O Tribunal Administrativo e Fiscal de Lisboa deu provimento a uma providência cautelar accionada pela SIPEC, empresa proprietária da Universidade Internacional, para suspender a decisão da tutela de retirar o reconhecimento de interesse público àquela instituição no pólo da Figueira da Foz.Segundo o presidente do conselho de administração da SIPEC, Javier Vigo, das providências cautelares intentadas, a que diz respeito à Universidade Internacional da Figueira da Foz "mereceu já aceitação de procedimento e foi ordenada a citação do senhor ministro" Mariano Gago.

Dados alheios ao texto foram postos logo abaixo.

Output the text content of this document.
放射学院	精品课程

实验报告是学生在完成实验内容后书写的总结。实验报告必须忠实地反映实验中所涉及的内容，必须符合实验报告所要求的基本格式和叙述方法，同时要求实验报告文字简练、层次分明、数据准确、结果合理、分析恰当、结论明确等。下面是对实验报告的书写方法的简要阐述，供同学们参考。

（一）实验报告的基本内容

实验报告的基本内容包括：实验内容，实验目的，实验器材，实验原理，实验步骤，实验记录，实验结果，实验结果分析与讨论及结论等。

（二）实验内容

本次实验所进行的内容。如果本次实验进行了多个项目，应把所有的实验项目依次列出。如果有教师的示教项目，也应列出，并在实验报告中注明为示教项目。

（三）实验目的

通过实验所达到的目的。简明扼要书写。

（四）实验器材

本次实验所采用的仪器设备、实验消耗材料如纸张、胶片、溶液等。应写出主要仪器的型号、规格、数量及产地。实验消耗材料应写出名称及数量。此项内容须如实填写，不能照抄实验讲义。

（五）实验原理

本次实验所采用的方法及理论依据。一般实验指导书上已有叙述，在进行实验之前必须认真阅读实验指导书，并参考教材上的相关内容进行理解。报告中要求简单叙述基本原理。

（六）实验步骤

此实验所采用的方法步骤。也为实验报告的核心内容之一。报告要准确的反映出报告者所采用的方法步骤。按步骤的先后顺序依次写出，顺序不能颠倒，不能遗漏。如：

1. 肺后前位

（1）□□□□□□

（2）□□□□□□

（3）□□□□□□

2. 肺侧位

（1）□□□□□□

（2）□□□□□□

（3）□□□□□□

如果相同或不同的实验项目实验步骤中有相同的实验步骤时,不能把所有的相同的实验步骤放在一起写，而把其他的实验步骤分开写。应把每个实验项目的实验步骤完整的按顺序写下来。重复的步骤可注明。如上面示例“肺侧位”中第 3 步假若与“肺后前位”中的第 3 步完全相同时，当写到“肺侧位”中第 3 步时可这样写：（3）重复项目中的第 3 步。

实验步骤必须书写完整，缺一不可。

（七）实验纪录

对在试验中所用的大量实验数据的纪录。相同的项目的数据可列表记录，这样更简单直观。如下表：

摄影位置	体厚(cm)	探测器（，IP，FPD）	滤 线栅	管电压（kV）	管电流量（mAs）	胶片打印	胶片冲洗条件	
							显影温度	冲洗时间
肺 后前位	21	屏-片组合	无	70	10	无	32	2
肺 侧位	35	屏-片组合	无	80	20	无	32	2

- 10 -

Como consequência imediata, o despacho ministerial de 25 de Maio sobre aquele pólo da Universidade Internacional fica suspenso e assim continuará até à decisão final."Entretanto, tomámos a iniciativa, antes de o prazo acabar, de impugnar a auditoria sistemática feita em Abril deste ano que se referia oficialmente a 31 de Dezembro de 2004", acrescenta o responsável, que já anteriormente esclarecera que hoje em dia qualquer um dos pólos da universidade (Lisboa e Figueira da Foz) tem professores em número e qualidade superiores aos de 2004."Estamos, neste momento, a entregar no ministério as adequações ao modelo de Bolonha dos novos cursos que já tinham sido apresentados e que de alguns apenas se aguardava o despacho e de outros mera publicação no Diário da República", adiantou, especificando ainda que com isto a universidade está, "por mera cautela, a dar cumprimento ao prazo de 30 dias" fixado pelo ministro no despacho.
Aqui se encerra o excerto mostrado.